Member of Tamil Nadu Legislative Assembly
- In office 19 May 2016 – 2 May 2021
- Preceded by: C. T. Palanichamy
- Succeeded by: S. Mangudi
- Constituency: Karaikudi
- In office 6 February 1989 – 13 May 2011
- Preceded by: K. Sornalingam
- Succeeded by: Suba. Thangavelan
- Constituency: Tiruvadanai

Personal details
- Born: October 9, 1953 (age 71)
- Political party: Indian National Congress
- Children: R. M. Karumanikam
- Parent: KR. RM. Kariya Manickam Ambalam

= K. R. Ramasamy (politician) =

Indian politician and social worker

K. R. Ramasamy (born 9 October 1953) is an Indian politician, social worker from Tamil Nadu and former member of Tamil Nadu Legislative Assembly.

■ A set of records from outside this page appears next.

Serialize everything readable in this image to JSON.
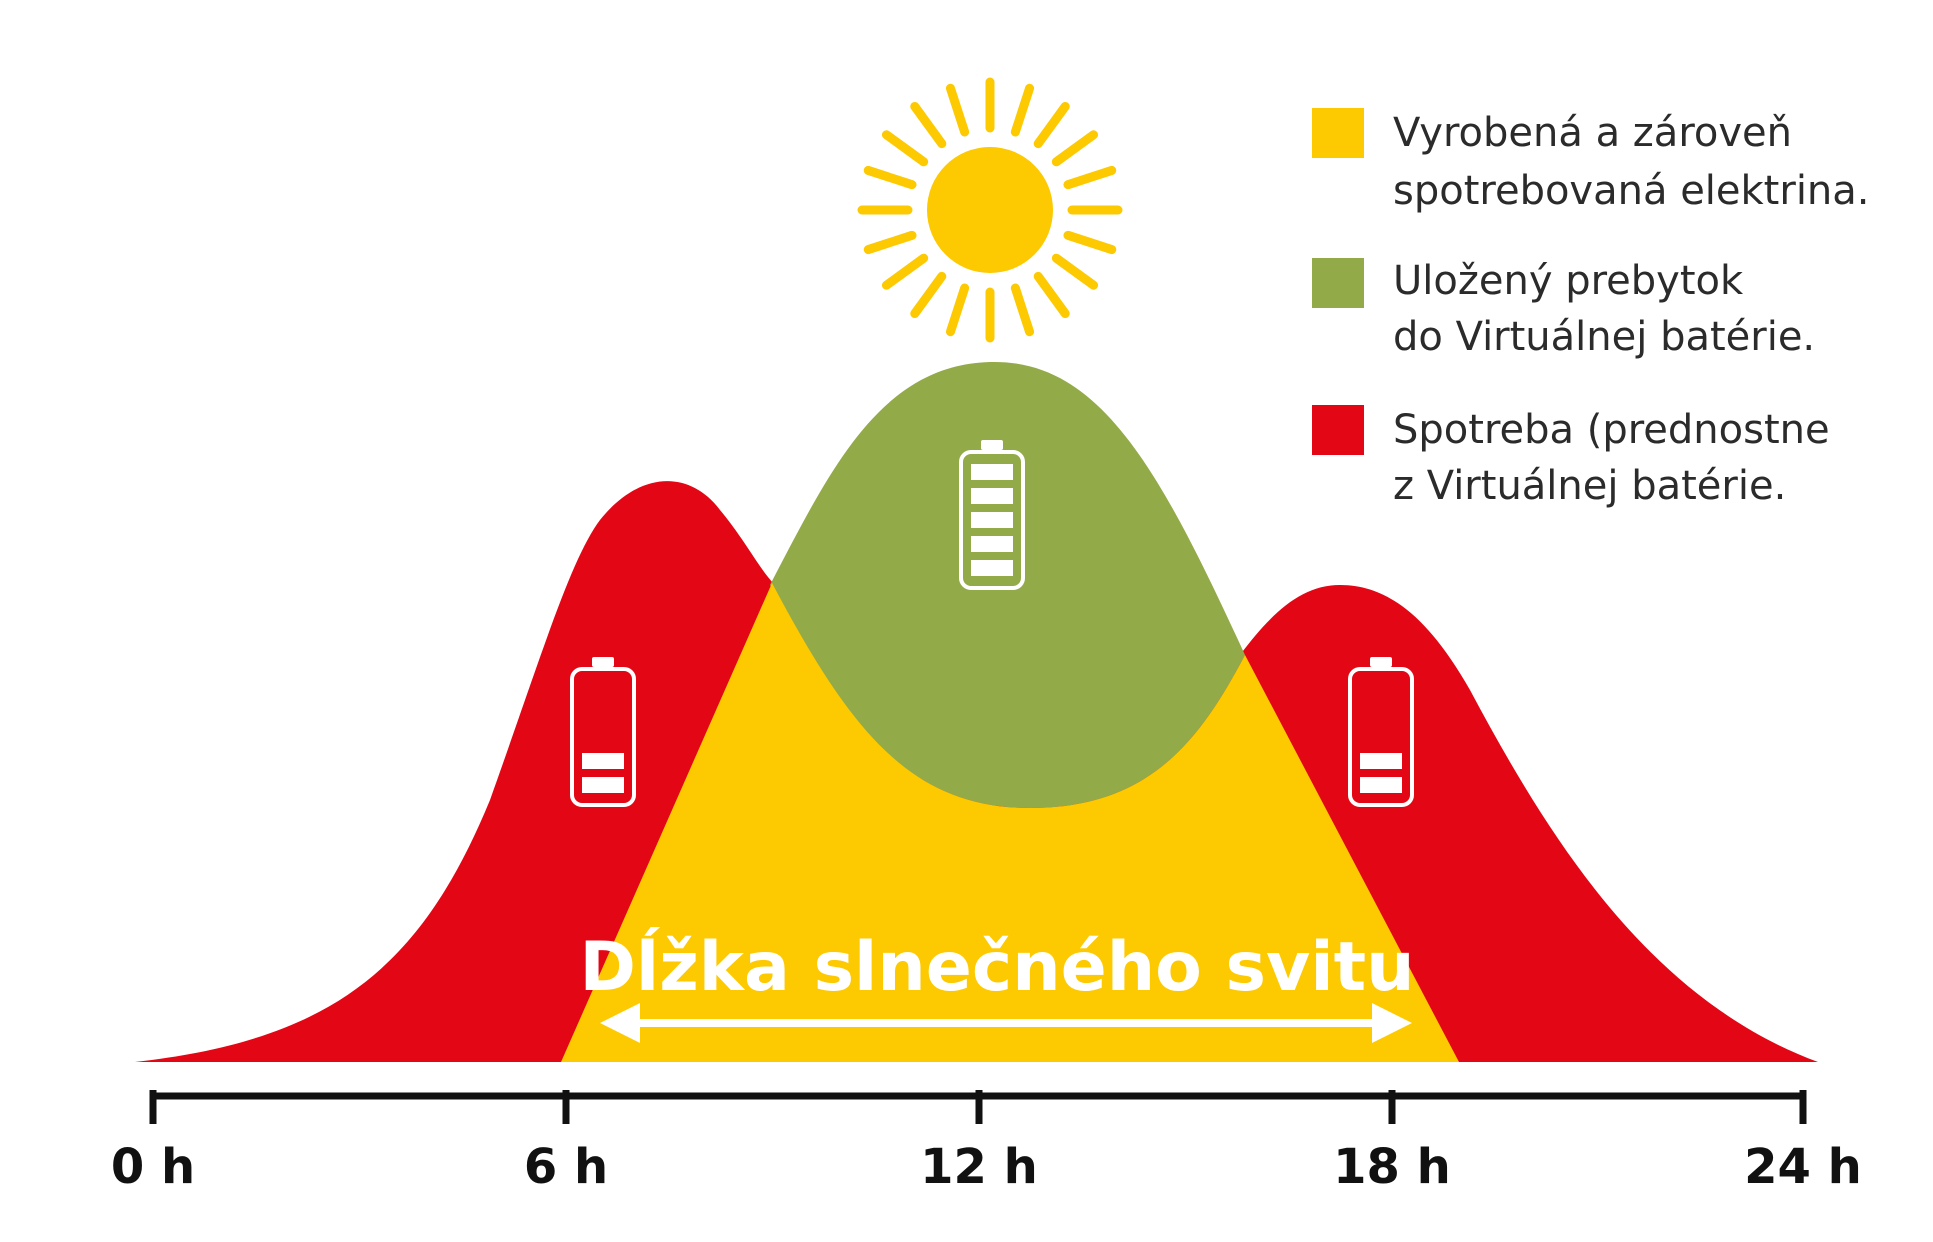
{
  "colors": {
    "produced": "#FDC900",
    "stored": "#93AA49",
    "consumption": "#E30614",
    "axis": "#111111",
    "sun": "#FDC900"
  },
  "legend": [
    {
      "color": "#FDC900",
      "line1": "Vyrobená a zároveň",
      "line2": "spotrebovaná elektrina."
    },
    {
      "color": "#93AA49",
      "line1": "Uložený prebytok",
      "line2": "do Virtuálnej batérie."
    },
    {
      "color": "#E30614",
      "line1": "Spotreba (prednostne",
      "line2": "z Virtuálnej batérie."
    }
  ],
  "axis": {
    "ticks": [
      "0 h",
      "6 h",
      "12 h",
      "18 h",
      "24 h"
    ]
  },
  "sunshine": {
    "label": "Dĺžka slnečného svitu"
  },
  "icons": {
    "sun": "sun-icon",
    "battery_full": "battery-full-icon",
    "battery_low": "battery-low-icon"
  }
}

Ramasamy is the son of veteran Indian National Congress politician and former MLA, KR. RM. Kariya Manickam Ambalam, who was elected to the Tamil Nadu Legislative Assembly on four occasions from the Tiruvadanai constituency. Ramasamy junior has been elected to the same constituency on five consecutive occasions and, one time, from Karaikudi.

Ramasamy has contested elections as both an INC and Tamil Maanila Congress (Moopanar) (TMC) candidate. His successes have come in 1989, 1991, 1996, 2001, 2006, and 2016. The last of these was from Karaikudi, where he beat the Karpagam Ilango.